Asian restaurant in Portland, Oregon, U.S.

Yaowarat is an Asian restaurant in Portland, Oregon, in the United States. Akkapong "Earl" Ninsom opened the restaurant in the Montavilla neighborhood in October 2023, serving Thai and Chinese cuisine. Yaowarat has garnered a positive reception and was named one of the ten best new restaurants by The Oregonian as well as Restaurant of the Year by Portland Monthly.

== Description ==
Yaowarat serves Thai and Chinese cuisine on Southeast Stark Street in Portland's Montavilla neighborhood. The menu has grilled squid, mapo tofu, and pickled cabbage salad, as well as chive cakes, dumplings, and kuay teow kua gai. The dessert menu includes toasted buns served with pandan and Thai tea custards. On the drink menu, the Same But Prettier has Thai tea-infused rum and coconut-jasmine horchata.

== History ==
Inspired by and named after Bangkok's Chinatown, Akkapong "Earl" Ninsom—whose other restaurants include Eem, Hat Yai, Langbaan, and PaaDee—opened Yaowarat on October 6, 2023, in the space previously occupied by The Country Cat and later Lazy Susan. There were opening delays; in March 2023, Eater Portland said the restaurant was slated to open in late July or early August. In 2024, Sam Smith was the chef and Yaowarat began offering lunch service on weekends.

== Reception ==
Yaowarat was Portland Monthlys Restaurant of the Year for 2023. The business ranked fifth in The Oregonians list of Portland's best new restaurants of 2023. The newspaper's Michael Russell included the chive cakes in an overview of the year's best new dishes in the city. He also included the business in the newspaper's 2025 list of the 21 best restaurants in southeast Portland.

Krista Garcia of The Infatuation included Yaowarat in a 2024 list of the 24 best restaurants in Portland and wrote, "a trip to this fun, casual spot ... is your chance to enjoy grilled squid swimming in spicy dressing, some of the silkiest mapo tofu you've ever tasted, and bright curries like Yaowarat's green version with springy fish balls and winter melon." She recommended the "fanciful" cocktails over the Singha.

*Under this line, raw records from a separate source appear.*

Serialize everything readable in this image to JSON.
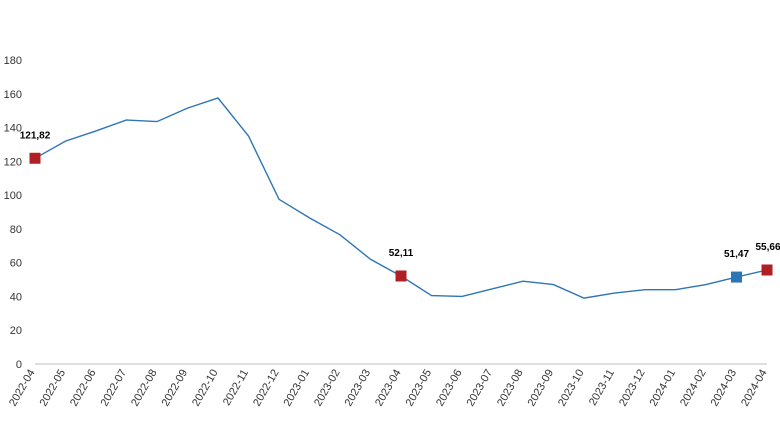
{
  "chart_data": {
    "type": "line",
    "title": "",
    "xlabel": "",
    "ylabel": "",
    "ylim": [
      0,
      180
    ],
    "yticks": [
      0,
      20,
      40,
      60,
      80,
      100,
      120,
      140,
      160,
      180
    ],
    "grid": false,
    "legend": "none",
    "categories": [
      "2022-04",
      "2022-05",
      "2022-06",
      "2022-07",
      "2022-08",
      "2022-09",
      "2022-10",
      "2022-11",
      "2022-12",
      "2023-01",
      "2023-02",
      "2023-03",
      "2023-04",
      "2023-05",
      "2023-06",
      "2023-07",
      "2023-08",
      "2023-09",
      "2023-10",
      "2023-11",
      "2023-12",
      "2024-01",
      "2024-02",
      "2024-03",
      "2024-04"
    ],
    "series": [
      {
        "name": "",
        "color": "#2e75b6",
        "values": [
          121.82,
          132,
          138,
          144.5,
          143.5,
          151.5,
          157.5,
          135,
          97.5,
          86.5,
          76.5,
          62,
          52.11,
          40.5,
          40,
          44.5,
          49,
          47,
          39,
          42,
          44,
          44,
          47,
          51.47,
          55.66
        ]
      }
    ],
    "markers": [
      {
        "index": 0,
        "label": "121,82",
        "color": "#b01f24"
      },
      {
        "index": 12,
        "label": "52,11",
        "color": "#b01f24"
      },
      {
        "index": 23,
        "label": "51,47",
        "color": "#2e75b6"
      },
      {
        "index": 24,
        "label": "55,66",
        "color": "#b01f24"
      }
    ],
    "colors": {
      "line": "#2e75b6",
      "axis": "#bfbfbf",
      "text": "#333333"
    }
  }
}
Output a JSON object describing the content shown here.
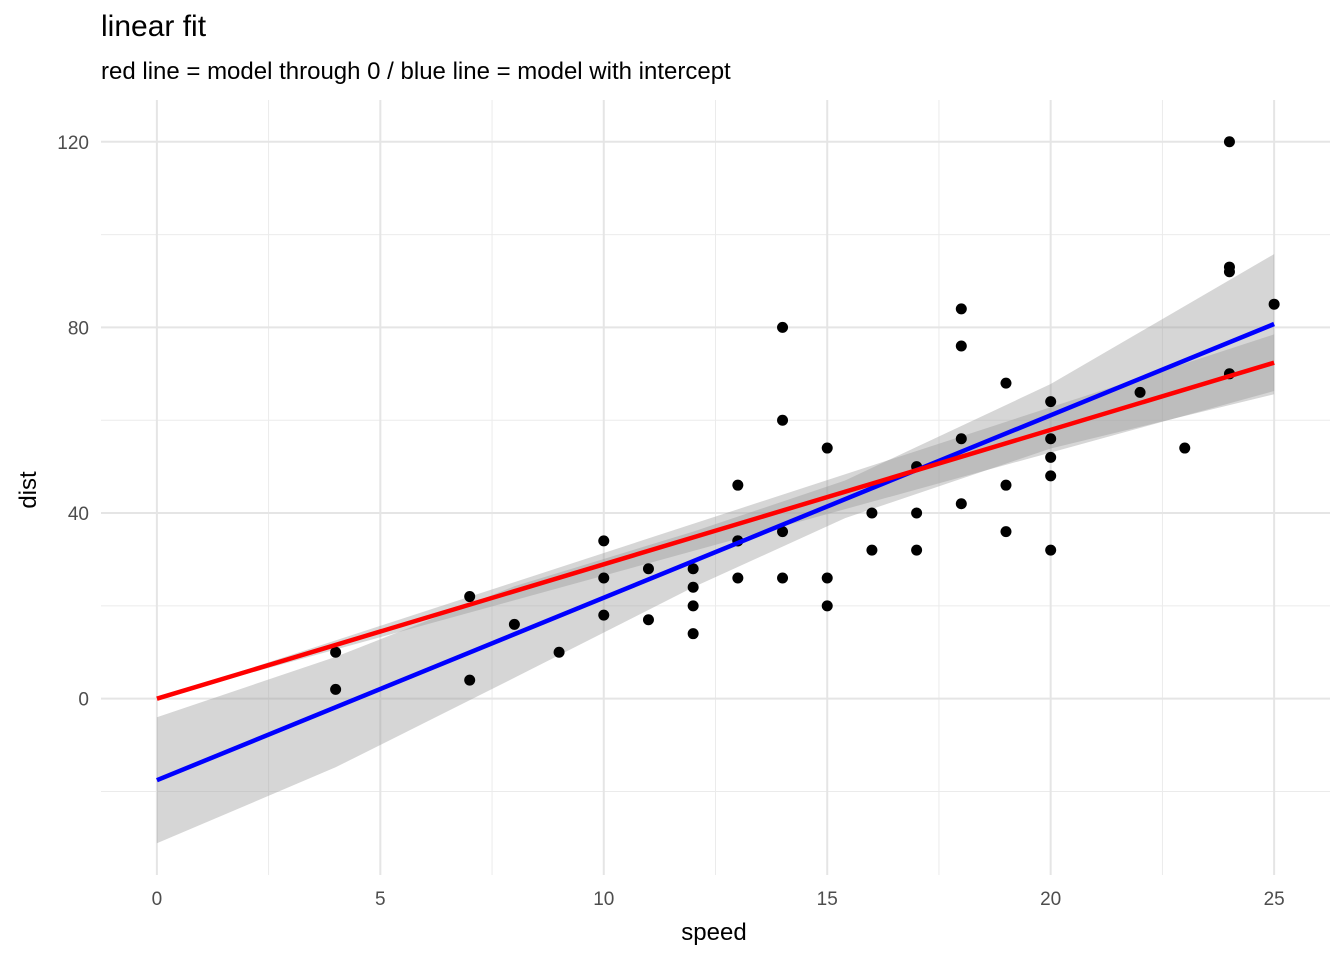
{
  "chart_data": {
    "type": "scatter",
    "title": "linear fit",
    "subtitle": "red line = model through 0 / blue line  = model with intercept",
    "xlabel": "speed",
    "ylabel": "dist",
    "xlim": [
      -1.25,
      26.25
    ],
    "ylim": [
      -38,
      129
    ],
    "xticks": [
      0,
      5,
      10,
      15,
      20,
      25
    ],
    "yticks": [
      0,
      40,
      80,
      120
    ],
    "grid": true,
    "points": [
      [
        4,
        2
      ],
      [
        4,
        10
      ],
      [
        7,
        4
      ],
      [
        7,
        22
      ],
      [
        8,
        16
      ],
      [
        9,
        10
      ],
      [
        10,
        18
      ],
      [
        10,
        26
      ],
      [
        10,
        34
      ],
      [
        11,
        17
      ],
      [
        11,
        28
      ],
      [
        12,
        14
      ],
      [
        12,
        20
      ],
      [
        12,
        24
      ],
      [
        12,
        28
      ],
      [
        13,
        26
      ],
      [
        13,
        34
      ],
      [
        13,
        34
      ],
      [
        13,
        46
      ],
      [
        14,
        26
      ],
      [
        14,
        36
      ],
      [
        14,
        60
      ],
      [
        14,
        80
      ],
      [
        15,
        20
      ],
      [
        15,
        26
      ],
      [
        15,
        54
      ],
      [
        16,
        32
      ],
      [
        16,
        40
      ],
      [
        17,
        32
      ],
      [
        17,
        40
      ],
      [
        17,
        50
      ],
      [
        18,
        42
      ],
      [
        18,
        56
      ],
      [
        18,
        76
      ],
      [
        18,
        84
      ],
      [
        19,
        36
      ],
      [
        19,
        46
      ],
      [
        19,
        68
      ],
      [
        20,
        32
      ],
      [
        20,
        48
      ],
      [
        20,
        52
      ],
      [
        20,
        56
      ],
      [
        20,
        64
      ],
      [
        22,
        66
      ],
      [
        23,
        54
      ],
      [
        24,
        70
      ],
      [
        24,
        92
      ],
      [
        24,
        93
      ],
      [
        24,
        120
      ],
      [
        25,
        85
      ]
    ],
    "lines": [
      {
        "color": "#0000ff",
        "x": [
          0,
          25
        ],
        "y": [
          -17.58,
          80.73
        ]
      },
      {
        "color": "#ff0000",
        "x": [
          0,
          25
        ],
        "y": [
          0,
          72.4
        ]
      }
    ],
    "ribbons": [
      {
        "x": [
          0,
          4,
          8,
          12,
          15.4,
          20,
          25
        ],
        "low": [
          -31.17,
          -14.8,
          4.5,
          24.0,
          38.9,
          53.9,
          65.6
        ],
        "high": [
          -3.99,
          9.0,
          24.2,
          36.0,
          47.0,
          67.8,
          95.8
        ]
      },
      {
        "x": [
          0,
          25
        ],
        "low": [
          0,
          66.3
        ],
        "high": [
          0,
          78.5
        ]
      }
    ]
  }
}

Thom Hilton of Eater Portland said the dumplings, chive cakes, Chinese sashimi, wide rice noodles, grilled buns, and limeade slushies were the best restaurant meal he had in 2023. Garcia and Katrina Yentch also included Yaowarat in the website's 2024 overview of eateries for "stunning" Thai cuisine in the metropolitan area, recommending the toasted buns for dessert. The business was included in Time Out Portlands 2025 list of the city's eighteen best restaurants.